In tema di falsa testimonianza, ai fini della configurabilità dell'esimente di cui all'art. 384, comma 1, c.p., rileva non solo il pericolo di un nocumento alla libertà o all'onore dell'autore del reato o di un suo prossimo congiunto, ma altresì quello di un nocumento all'incolumità fisica, essendo necessario che il pericolo non sia genericamente temuto ma sia collegato a circostanze obiettive, attuali e concrete, che ne delimitino con precisione contenuto ed effetti, in quanto l'esimente implica un rapporto di derivazione del fatto commesso dalla esigenza di tutela di detti beni che va rilevato sulla base di un criterio di immediata ed inderogabile conseguenzialità e non di semplice supposizione.

Cassazione penale sez. VI  18 febbraio 2014 n. 9727  

 

In relazione al delitto di falsa testimonianza commesso dall'acquirente di modiche quantità di sostanza stupefacente per uso personale che, sentito come testimone in dibattimento sulle sommarie informazioni rese nel corso delle indagini preliminari, neghi di aver sottoscritto il relativo verbale, non è applicabile l'esimente di cui all'art. 384 cod. pen., in quanto la garanzia della non punibilità copre unicamente il contenuto dichiarativo idoneo a determinare un grave ed inevitabile nocumento nella libertà o nell'onore e non può estendersi al contenuto delle altre dichiarazioni riferite a dati di fatto obiettivi quali l'intervenuta sottoscrizione del verbale di sommarie informazioni. (In motivazione la Corte ha precisato che si connota di falsità la dichiarazione del testimone che neghi di aver sottoscritto il verbale di sommarie informazioni testimoniali, senza dedurne la contraffazione o la falsità ideologica, sicchè tale verbale, a seguito di contestazioni, è utilizzabile per la prova dell'obiettivo fatto storico). Rigetta, App. Milano, 05/07/2012

Cassazione penale sez. VI  12 dicembre 2013 n. 90  

 

Ai fini della configurabilità del delitto di falsa testimonianza, la nozione di pertinenza della dichiarazione, indica che i fatti o le circostanze che ne costituiscono l'oggetto devono essere, direttamente o indirettamente, attinenti all'accertamento giurisdizionale svolto nel processo in cui viene raccolta la deposizione, mentre la nozione di rilevanza, da ritenere diversa ma complementare alla prima, ha carattere funzionale e attiene all'efficacia probatoria di quegli stessi fatti o circostanze, ossia alla loro capacità di falsa rappresentazione in grado di influire sulla decisione del processo, deviandone il corso dall'obiettivo dell'autentica e genuina verità processuale. (D'altra parte, se per costante insegnamento della giurisprudenza la valutazione sulla pertinenza e rilevanza della deposizione deve essere effettuata con riferimento alla situazione processuale esistente al momento in cui il reato è consumato - ossia ex ante e non ex post - nel caso di specie, vertendo la deposizione dell'imputato su una prova d'alibi, la sua pertinenza è incontrovertibile e non minore e men che decisiva la sua rilevanza, potendo conseguentemente le sue dichiarazioni influenzare la decisione del processo in modo da alterare l'accertamento della verità).
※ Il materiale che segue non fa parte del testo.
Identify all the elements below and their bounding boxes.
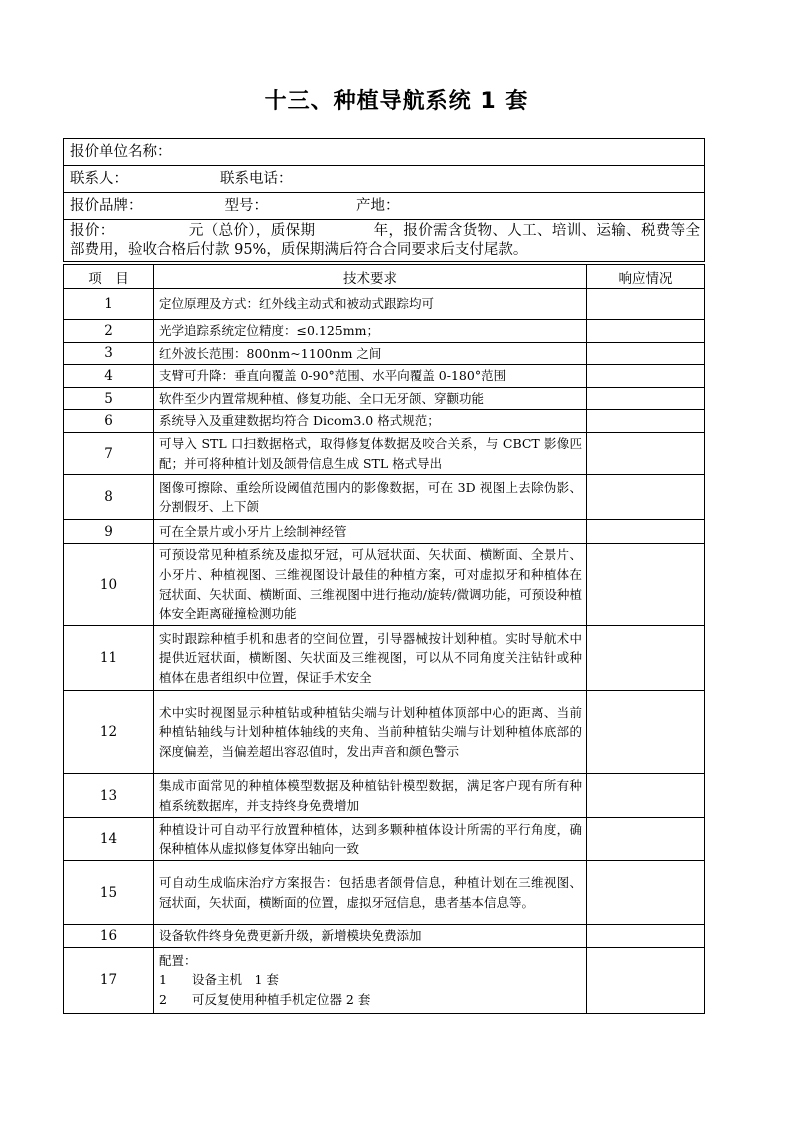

Corte appello Cagliari  10 luglio 2013 n. 926

 

In caso di contestazione di reato plurisoggettivo, quale quello di associazione per delinquere, la causa esimente prevista dall'art. 384, comma 2, c.p. deve essere riconosciuta anche all'ipotesi in cui la posizione processuale del prossimo congiunto del testimone, appartenente all'organizzazione delinquenziale, si riveli intimamente connessa a quella degli altri correi. Dunque, anche se le dichiarazioni del testimone non investono la posizione processuale del proprio prossimo congiunto ma quella degli altri imputati nello stesso processo, in ipotesi su richiamate, si applica la causa esimente speciale.